The proposed CAP changes could have a significant impact in Ireland, with a higher level of direct support projected for small and medium farms. Given average family farm income in Ireland was just €31,412, including CAP payments (National Farm Survey 2017), and the average total CAP payment received per farm in 2017 was €17,659, increasing subsidies for smaller farmers will matter. The other key impact will be in farming practice, if proposals to make CAP payments dependent on environmental good practice are approved. EU discussion documents suggest payment conditions could include protecting wetlands and peatlands – a major issue in western Ireland; limiting fertiliser and slurry run-off to improve water quality – of concern to Ireland’s wealthy dairy sector; and practising crop rotation. Michael Kinsella, a senior partner specialising in agriculture at accounting and advisory firm BCA, working out of Tullamore, Co Offaly, says one piece of advice for farmers facing change in CAP payments would be considering moving into dairy – ‘go into something that’s in margin – and with dairy, it’s there’.

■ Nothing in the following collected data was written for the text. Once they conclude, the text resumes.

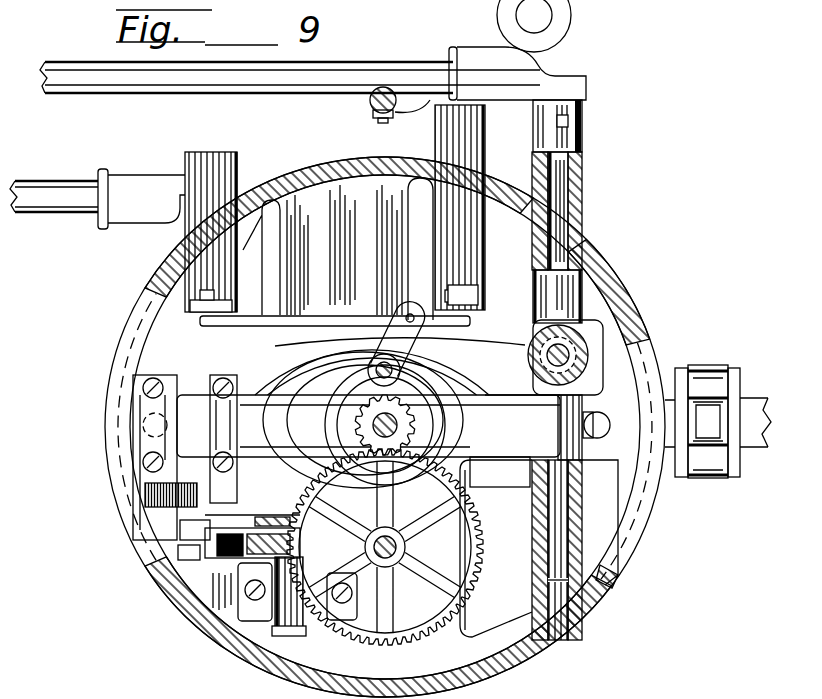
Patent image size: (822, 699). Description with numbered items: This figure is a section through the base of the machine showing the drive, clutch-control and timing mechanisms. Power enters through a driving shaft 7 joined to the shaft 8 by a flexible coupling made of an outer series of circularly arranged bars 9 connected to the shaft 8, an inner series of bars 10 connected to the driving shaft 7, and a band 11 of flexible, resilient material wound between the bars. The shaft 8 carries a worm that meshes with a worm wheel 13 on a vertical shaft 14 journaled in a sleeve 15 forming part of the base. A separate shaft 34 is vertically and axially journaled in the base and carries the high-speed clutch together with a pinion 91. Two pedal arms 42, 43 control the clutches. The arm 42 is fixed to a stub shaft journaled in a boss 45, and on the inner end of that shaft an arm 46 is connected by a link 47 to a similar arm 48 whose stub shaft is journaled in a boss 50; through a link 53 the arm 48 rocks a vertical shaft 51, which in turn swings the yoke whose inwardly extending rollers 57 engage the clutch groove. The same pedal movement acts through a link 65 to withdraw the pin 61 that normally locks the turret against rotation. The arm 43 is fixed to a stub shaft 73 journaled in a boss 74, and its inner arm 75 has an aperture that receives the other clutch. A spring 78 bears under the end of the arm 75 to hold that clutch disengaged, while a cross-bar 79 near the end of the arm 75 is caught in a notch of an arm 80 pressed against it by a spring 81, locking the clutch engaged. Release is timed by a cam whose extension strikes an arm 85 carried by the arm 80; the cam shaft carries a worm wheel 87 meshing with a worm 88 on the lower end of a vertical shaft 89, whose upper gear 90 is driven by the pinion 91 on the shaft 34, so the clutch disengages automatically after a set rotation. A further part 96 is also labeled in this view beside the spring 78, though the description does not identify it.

The driving shaft 7 is at (756, 442).
The shaft 8 is at (668, 440).
The bars 9 is at (730, 427).
The bars 10 is at (92, 483).
The band 11 is at (707, 367).
The worm wheel 13 is at (474, 356).
The vertical shaft 14 is at (602, 372).
The sleeve 15 is at (575, 340).
The shaft 34 is at (380, 428).
The arm 42 is at (68, 200).
The arm 43 is at (249, 76).
The boss 45 is at (200, 217).
The arm 46 is at (238, 290).
The link 47 is at (263, 320).
The arm 48 is at (482, 296).
The boss 50 is at (468, 226).
The vertical shaft 51 is at (335, 356).
The link 53 is at (418, 340).
The rollers 57 is at (385, 345).
The pin 61 is at (372, 108).
The link 65 is at (410, 125).
The stub shaft 73 is at (559, 229).
The boss 74 is at (585, 193).
The arm 75 is at (513, 400).
The spring 78 is at (136, 423).
The cross-bar 79 is at (222, 418).
The arm 80 is at (207, 507).
The spring 81 is at (148, 492).
The arm 85 is at (232, 533).
The worm wheel 87 is at (262, 552).
The worm 88 is at (458, 608).
The vertical shaft 89 is at (440, 543).
The gear 90 is at (475, 580).
The pinion 91 is at (406, 427).
The hole 96 is at (143, 447).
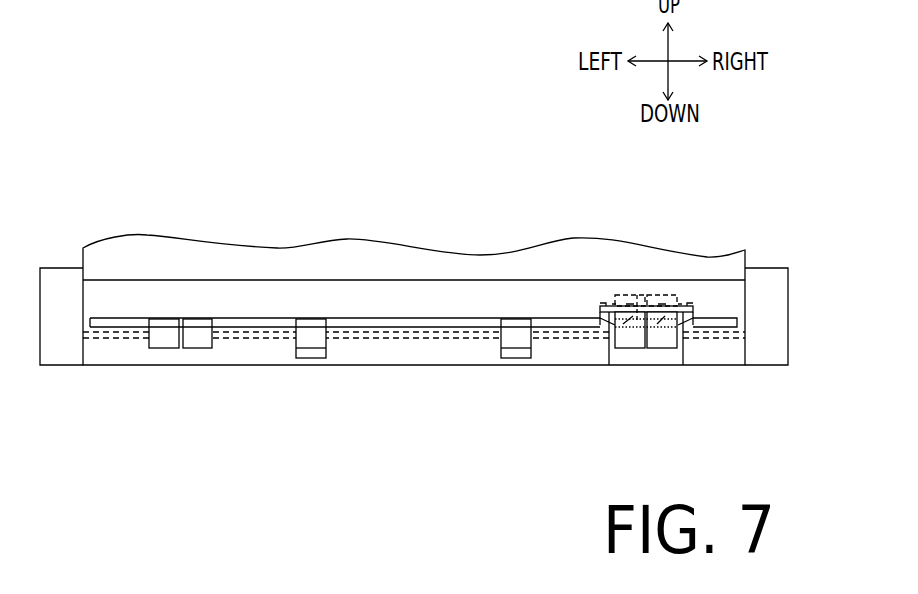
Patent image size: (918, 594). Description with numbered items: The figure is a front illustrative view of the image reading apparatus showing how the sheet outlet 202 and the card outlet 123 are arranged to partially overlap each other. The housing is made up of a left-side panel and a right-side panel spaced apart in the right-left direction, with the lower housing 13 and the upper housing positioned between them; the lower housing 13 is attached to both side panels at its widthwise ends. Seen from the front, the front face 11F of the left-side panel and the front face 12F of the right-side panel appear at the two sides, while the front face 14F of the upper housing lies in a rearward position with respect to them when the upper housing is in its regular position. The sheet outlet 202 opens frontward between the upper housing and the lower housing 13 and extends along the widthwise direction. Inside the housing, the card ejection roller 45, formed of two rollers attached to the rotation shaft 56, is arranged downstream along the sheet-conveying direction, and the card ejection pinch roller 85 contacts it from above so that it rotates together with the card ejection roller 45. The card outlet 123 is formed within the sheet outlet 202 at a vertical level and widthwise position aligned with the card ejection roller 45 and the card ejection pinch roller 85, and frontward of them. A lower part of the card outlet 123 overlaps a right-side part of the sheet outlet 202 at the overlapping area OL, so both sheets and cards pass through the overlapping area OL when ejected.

The front face of the left-side panel 11F is at (59, 358).
The front face of the right-side panel 12F is at (772, 352).
The lower housing 13 is at (353, 358).
The front face of the upper housing 14F is at (272, 297).
The rotation shaft 56 is at (248, 340).
The sheet outlet 202 is at (401, 323).
The card outlet 123 is at (663, 300).
The card ejection roller 45 is at (632, 345).
The card ejection pinch roller 85 is at (672, 293).
The overlapping area OL is at (637, 305).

While Irish dairy farms can be large, and profitable enough to withstand losses of CAP subsides to bigger outfits, Kinsella said smaller farmers can produce milk, even with 100 dairy cows, and make ‘a reasonably good’ income. However, he agrees that Irish farming would be impacted by EU environmental requirements to secure CAP funding, given Ireland’s Environmental Protection Agency said in October that the country’s agricultural sector accounted for 34% of its greenhouse gas emissions. For this reason, Kinsella predicts that some farmers will move into forestry, planting on marginal land, with tree growth hastened by Ireland’s wet climate.

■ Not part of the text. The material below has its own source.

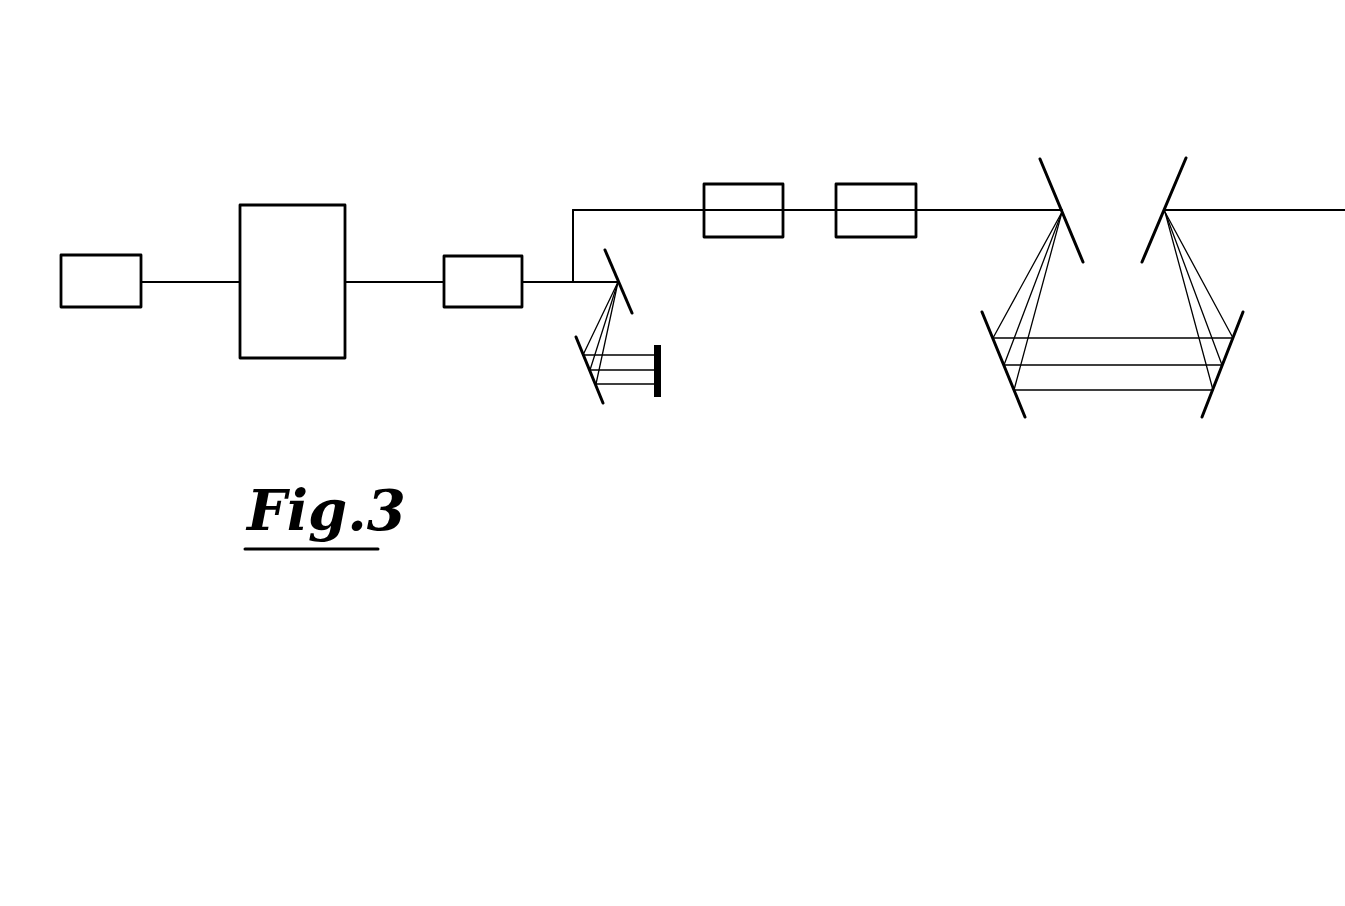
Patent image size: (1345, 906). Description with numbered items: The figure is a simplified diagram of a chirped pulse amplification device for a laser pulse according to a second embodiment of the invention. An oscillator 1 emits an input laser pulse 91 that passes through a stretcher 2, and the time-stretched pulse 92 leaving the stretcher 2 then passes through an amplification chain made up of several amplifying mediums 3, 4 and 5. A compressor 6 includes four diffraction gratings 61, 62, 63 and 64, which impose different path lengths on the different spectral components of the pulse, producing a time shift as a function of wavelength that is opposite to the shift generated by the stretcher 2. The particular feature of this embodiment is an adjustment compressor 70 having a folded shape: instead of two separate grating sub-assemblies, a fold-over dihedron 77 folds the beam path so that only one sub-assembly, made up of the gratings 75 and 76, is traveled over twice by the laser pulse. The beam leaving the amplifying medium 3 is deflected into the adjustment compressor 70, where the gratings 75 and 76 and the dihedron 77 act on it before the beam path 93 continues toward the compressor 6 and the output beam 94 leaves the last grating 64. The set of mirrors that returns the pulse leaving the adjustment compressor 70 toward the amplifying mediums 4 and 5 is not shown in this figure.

That said, Alan McCarron, partner at Co Mayo accounting firm Dillion McCarron, questions whether the increase in payments for small and medium farms would buck the trend of smaller farmers quitting the business or going part-time. In his western Ireland region of Connacht, small farms of 40–50 acres predominate, and they are unlikely to receive much more than €12,000, and €15,000 at most, from CAP funds annually. With falling beef prices, he says: ‘You have middle-aged farmers getting out of farming or moving onto PAYE and letting their farms limp along.’ As for possible EU environmental rules, he predicted that many farmers would continue to leverage existing tax breaks for turning land over to forestry, rather than conserve peat or wetland within a farming strategy. ‘The trend is set,’ says McCarron, ‘and I don’t think even a 20% increase in grant will influence opinion in the future.’
Time is of the essence
Of course, all these considerations will only come into play if these reforms get through. If so, when? In her mission letter to Wojciechowski, von der Leyen asked for his ‘support to swiftly conclude negotiations’. In one of her first speeches as president, von der Leven laid out her European Green Deal, with the aim of becoming the first climate-neutral continent by 2050, saying ‘this will include extending emission trading to all relevant sectors, clean, affordable and secure energy, the boosting of the circular economy, a farm to fork strategy as well as a biodiversity strategy’.
But the EU is not near to finalising agreement on the CAP reforms, which have yet to be approved by the parliament’s plenary session or the council. The October 2019 meeting of EU agriculture ministers’ communiqué said ‘more work’ was needed on how to target CAP support, and there were ‘divergent views’ on linking spending to environmental ambition.
It would appear there is time for more lobbying, even with Hogan’s departure from the agriculture brief.